Question

Find the sum of the following geometric progression:

(a² − b²), (a − b), \[\left( \frac{a - b}{a + b} \right)\] to n terms;

Answer 1

Here, a = a² − b² and r = \[\frac{1}{a + b}\]

\[\therefore S_n = a\left( \frac{1 - r^n}{1 - r} \right) \]

\[ = \left( a^2 - b^2 \right) \left( \frac{1 - \left( \frac{1}{a + b} \right)^n}{1 - \left( \frac{1}{a + b} \right)} \right) \]

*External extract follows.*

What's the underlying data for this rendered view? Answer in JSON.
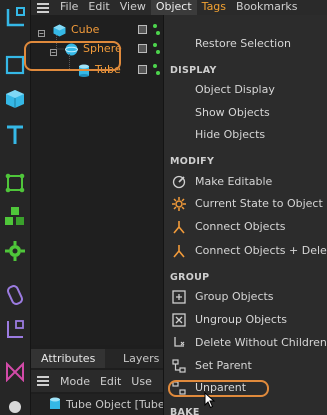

\[ = \left( a^2 - b^2 \right)\left( \frac{\left( \frac{\left( a + b \right)^n - 1}{\left( a + b \right)^n} \right)}{\frac{\left( a + b \right) - 1}{a + b}} \right)\]

\[ \Rightarrow S_n = \frac{\left( a + b \right)\left( a - b \right)}{\left( a + b \right)^{n - 1}}\left( \frac{\left( a + b \right)^n - 1}{\left( a + b \right) - 1} \right)\]

\[ = \frac{\left( a - b \right)}{\left( a + b \right)^{n - 2}}\left( \frac{\left( a + b \right)^n - 1}{\left( a + b \right) - 1} \right)\]